In its response, Ascension references 23 agreements since 2013 that it says have satisfied Central Health's objections, and throws a side-eye at the district's ample reserve funds and recent acquisition of the old Hancock Center Sears for a new headquarters, at a cost of $63 million, saying this illustrates how Central Health has consistently underfunded its own obligation to pay for low-income health care. On Wednesday, Central Health responded to Ascension's response – as of this writing it had not seen the actual lawsuit: "Central Health reserves are for patient care, not corporate profit ... Ascension apparently wants Central Health to use its reserves to pay Ascension more for doing less. It is not financially responsible for Central Health to forgo its reserves to further increase profits of the largest, most profitable non-profit hospital system in the U.S." The district also points out that 100,000 square feet of the old Sears (the ground floor, basically) is to be devoted to providing specialty clinical services – "the same specialty services that Ascension is not providing to our community."
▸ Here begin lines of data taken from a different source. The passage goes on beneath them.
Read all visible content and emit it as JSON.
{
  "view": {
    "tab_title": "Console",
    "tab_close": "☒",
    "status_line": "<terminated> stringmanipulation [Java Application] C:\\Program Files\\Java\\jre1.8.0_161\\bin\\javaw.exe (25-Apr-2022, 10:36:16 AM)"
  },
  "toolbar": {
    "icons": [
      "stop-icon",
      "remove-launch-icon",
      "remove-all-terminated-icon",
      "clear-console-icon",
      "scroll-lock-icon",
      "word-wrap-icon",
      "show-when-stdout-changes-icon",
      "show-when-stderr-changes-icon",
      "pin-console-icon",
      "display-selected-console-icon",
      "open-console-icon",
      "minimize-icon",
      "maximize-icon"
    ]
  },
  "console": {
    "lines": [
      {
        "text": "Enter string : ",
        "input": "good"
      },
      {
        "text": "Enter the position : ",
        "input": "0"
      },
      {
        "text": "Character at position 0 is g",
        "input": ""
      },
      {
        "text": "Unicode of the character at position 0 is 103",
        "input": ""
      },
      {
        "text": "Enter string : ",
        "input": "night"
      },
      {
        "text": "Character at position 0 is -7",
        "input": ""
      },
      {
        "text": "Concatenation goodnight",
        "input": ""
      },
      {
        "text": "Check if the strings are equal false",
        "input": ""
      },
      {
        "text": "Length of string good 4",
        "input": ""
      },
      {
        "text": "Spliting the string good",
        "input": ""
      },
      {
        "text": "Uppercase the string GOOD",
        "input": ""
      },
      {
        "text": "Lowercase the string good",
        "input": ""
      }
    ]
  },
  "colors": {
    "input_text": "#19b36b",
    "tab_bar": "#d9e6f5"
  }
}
This dispute has been brewing for years, and CH and Ascension went though increasingly tense talks and into mediation without succcess. The district says filing a lawsuit was a last resort, and Ascension says the same; both sides insist that they were being reasonable and the other party said, "Talk to the hand." Wonder who's telling the truth? That's why we have trials! It's more likely that this all gets settled out of court, since Ascension is going through plenty of bad press right now, from The New York Times and The Wall Street Journal to down here in Austin, where newly unionized Seton Medical Center nurses plan to hold a candlelight vigil tonight at Ascension's local Mueller HQ, in memory of the lives lost by Ascension's understaffing and profiteering.